N/C for this.
Sympathy, I have had issues with DD (also 11), don't know if they are behind us.
I don't have the energy to get very angry about it, I'll freely admit.
I take an amends approach: she's done wrong so needs to do amends & once amends are done then we draw a line under it & move on. So in your situation it would be a case of 1) apology to me as the injured party, 2) being forced to talk about it & what was going thru her mind, & to listen to me talk about it (restorative justice), 3) paying £ back (maybe with some interest), and 4) possibly some other "work", like doing chores for free that might normally be paid. It's the same idea when courts impose community service orders as a punishment for criminal activity.
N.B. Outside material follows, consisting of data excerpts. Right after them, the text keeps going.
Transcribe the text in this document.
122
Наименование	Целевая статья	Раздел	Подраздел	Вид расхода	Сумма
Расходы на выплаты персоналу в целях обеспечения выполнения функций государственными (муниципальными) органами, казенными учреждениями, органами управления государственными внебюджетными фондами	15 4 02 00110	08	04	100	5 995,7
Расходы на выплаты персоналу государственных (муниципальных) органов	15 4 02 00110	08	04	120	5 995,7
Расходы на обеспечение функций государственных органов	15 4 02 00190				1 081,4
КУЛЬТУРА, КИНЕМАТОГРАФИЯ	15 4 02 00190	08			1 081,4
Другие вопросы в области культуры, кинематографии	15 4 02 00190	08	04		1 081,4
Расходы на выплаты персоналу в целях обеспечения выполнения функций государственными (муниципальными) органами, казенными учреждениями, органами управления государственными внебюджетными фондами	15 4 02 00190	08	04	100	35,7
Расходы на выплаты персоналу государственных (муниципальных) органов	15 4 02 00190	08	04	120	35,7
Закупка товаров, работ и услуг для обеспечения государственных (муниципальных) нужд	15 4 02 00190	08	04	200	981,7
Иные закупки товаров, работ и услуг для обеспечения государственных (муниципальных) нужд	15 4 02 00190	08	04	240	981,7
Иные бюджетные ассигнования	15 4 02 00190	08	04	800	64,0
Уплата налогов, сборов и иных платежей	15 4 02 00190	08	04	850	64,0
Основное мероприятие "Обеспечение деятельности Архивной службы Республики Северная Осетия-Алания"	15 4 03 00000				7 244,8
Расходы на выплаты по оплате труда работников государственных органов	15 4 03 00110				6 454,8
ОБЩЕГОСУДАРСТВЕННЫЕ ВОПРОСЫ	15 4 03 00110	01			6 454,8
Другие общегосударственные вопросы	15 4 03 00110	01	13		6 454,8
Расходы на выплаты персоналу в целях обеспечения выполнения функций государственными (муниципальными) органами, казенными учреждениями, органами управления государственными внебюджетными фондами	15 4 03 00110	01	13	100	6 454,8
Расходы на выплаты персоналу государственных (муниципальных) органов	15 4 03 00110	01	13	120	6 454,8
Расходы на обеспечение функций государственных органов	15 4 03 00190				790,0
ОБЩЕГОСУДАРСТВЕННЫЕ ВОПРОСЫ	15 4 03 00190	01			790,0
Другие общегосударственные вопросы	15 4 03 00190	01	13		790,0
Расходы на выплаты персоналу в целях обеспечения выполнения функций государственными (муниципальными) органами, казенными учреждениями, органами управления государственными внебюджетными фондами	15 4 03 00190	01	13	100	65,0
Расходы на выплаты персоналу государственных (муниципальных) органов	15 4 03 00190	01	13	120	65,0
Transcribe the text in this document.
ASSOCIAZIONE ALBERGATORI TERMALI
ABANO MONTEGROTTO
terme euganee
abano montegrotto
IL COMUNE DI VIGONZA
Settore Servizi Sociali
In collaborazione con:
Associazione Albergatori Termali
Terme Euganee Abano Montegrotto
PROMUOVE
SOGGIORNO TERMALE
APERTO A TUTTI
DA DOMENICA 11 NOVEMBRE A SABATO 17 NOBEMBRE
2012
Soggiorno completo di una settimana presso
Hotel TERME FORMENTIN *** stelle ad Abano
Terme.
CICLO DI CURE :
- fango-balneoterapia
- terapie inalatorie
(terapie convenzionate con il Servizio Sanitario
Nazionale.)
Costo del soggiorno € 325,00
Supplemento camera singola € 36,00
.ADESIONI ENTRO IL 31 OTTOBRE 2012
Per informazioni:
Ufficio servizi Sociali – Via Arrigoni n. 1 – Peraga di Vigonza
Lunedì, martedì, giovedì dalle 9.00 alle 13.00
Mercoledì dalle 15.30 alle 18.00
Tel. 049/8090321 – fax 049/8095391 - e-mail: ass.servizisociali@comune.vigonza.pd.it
I hate mine having lots of sweets, too, but I don't understand why you are trying to stop her spending pocket money on sweets, I think that (waste) is a rite of passage she needs to get on with.
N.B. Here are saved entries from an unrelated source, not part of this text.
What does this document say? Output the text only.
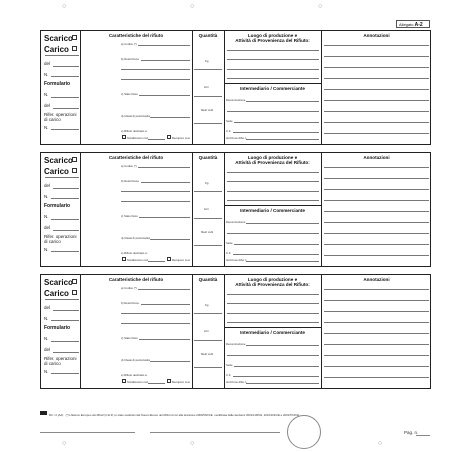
○	○	○
○	○	○
Allegato A-2
Scarico
Carico
del
N.
Formulario
N.
del
Rifer. operazioni
di carico
N.
Caratteristiche del rifiuto
a) Codice (*)
b) Descrizione
c) Stato fisico
d) Classi di pericolosità
e) Rifiuto destinato a:
Smaltimento cod.	Recupero cod.
Quantità
Kg
Litri
Metri cubi
Luogo di produzione e
Attività di Provenienza del Rifiuto:
Intermediario / Commerciante
Denominazione
Sede
C.F.
Iscrizione Albo n.
Annotazioni
Scarico
Carico
del
N.
Formulario
N.
del
Rifer. operazioni
di carico
N.
Caratteristiche del rifiuto
a) Codice (*)
b) Descrizione
c) Stato fisico
d) Classi di pericolosità
e) Rifiuto destinato a:
Smaltimento cod.	Recupero cod.
Quantità
Kg
Litri
Metri cubi
Luogo di produzione e
Attività di Provenienza del Rifiuto:
Intermediario / Commerciante
Denominazione
Sede
C.F.
Iscrizione Albo n.
Annotazioni
Scarico
Carico
del
N.
Formulario
N.
del
Rifer. operazioni
di carico
N.
Caratteristiche del rifiuto
a) Codice (*)
b) Descrizione
c) Stato fisico
d) Classi di pericolosità
e) Rifiuto destinato a:
Smaltimento cod.	Recupero cod.
Quantità
Kg
Litri
Metri cubi
Luogo di produzione e
Attività di Provenienza del Rifiuto:
Intermediario / Commerciante
Denominazione
Sede
C.F.
Iscrizione Albo n.
Annotazioni
RC / 2 (AA) (*) L'Elenco Europeo dei Rifiuti (C.E.R.) è stato sostituito dal Nuovo Elenco dei Rifiuti di cui alla decisione 2000/532/CE, modificata dalle decisioni 2001/118/CE, 2001/119/CE e 2001/573/CE
Pag. n.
If it's any comfort I was a bit of a klepto myself at about the same age, sneaky enough that my parents only caught me once. I outgrew it. Similar with lots of other silly things I tried (ie, drugs).
With BFF, DD was caught trying to nick sweets in corner shop. She didn't have the street-smarts to lie about her name & phone number, though, so shopkeeper was able to contact me. I had DD apologise in person & in writing, plus she was docked £5 pocket money which we gave to the shopkeeper (who put it in a charity box). DD also wasn't allowed sweets or pudding for a month.
Worst thing for DD was the BFF became DD's spiteful mortal enemy for 6 weeks, although eventually relations settled into civil pleasantries. Not likely to ever be close again, though. I doubt DD is completely cured of her stealing impulses, but the whole family knows what she did. I think embarrassment & potential unintended consequences (like loss of a BFF) might be enough to have finally cured her. I have also talked calmly about criminal records, and what an incredibly unforgiving age we live in. She gets a caution for shoplifting now, & there are jobs she'll never be able to get, and she could have to explain the caution in many job applications for the rest of her life (like if she went into teaching). I think she might finally be just about mature enough to grasp why that's so very undesirable.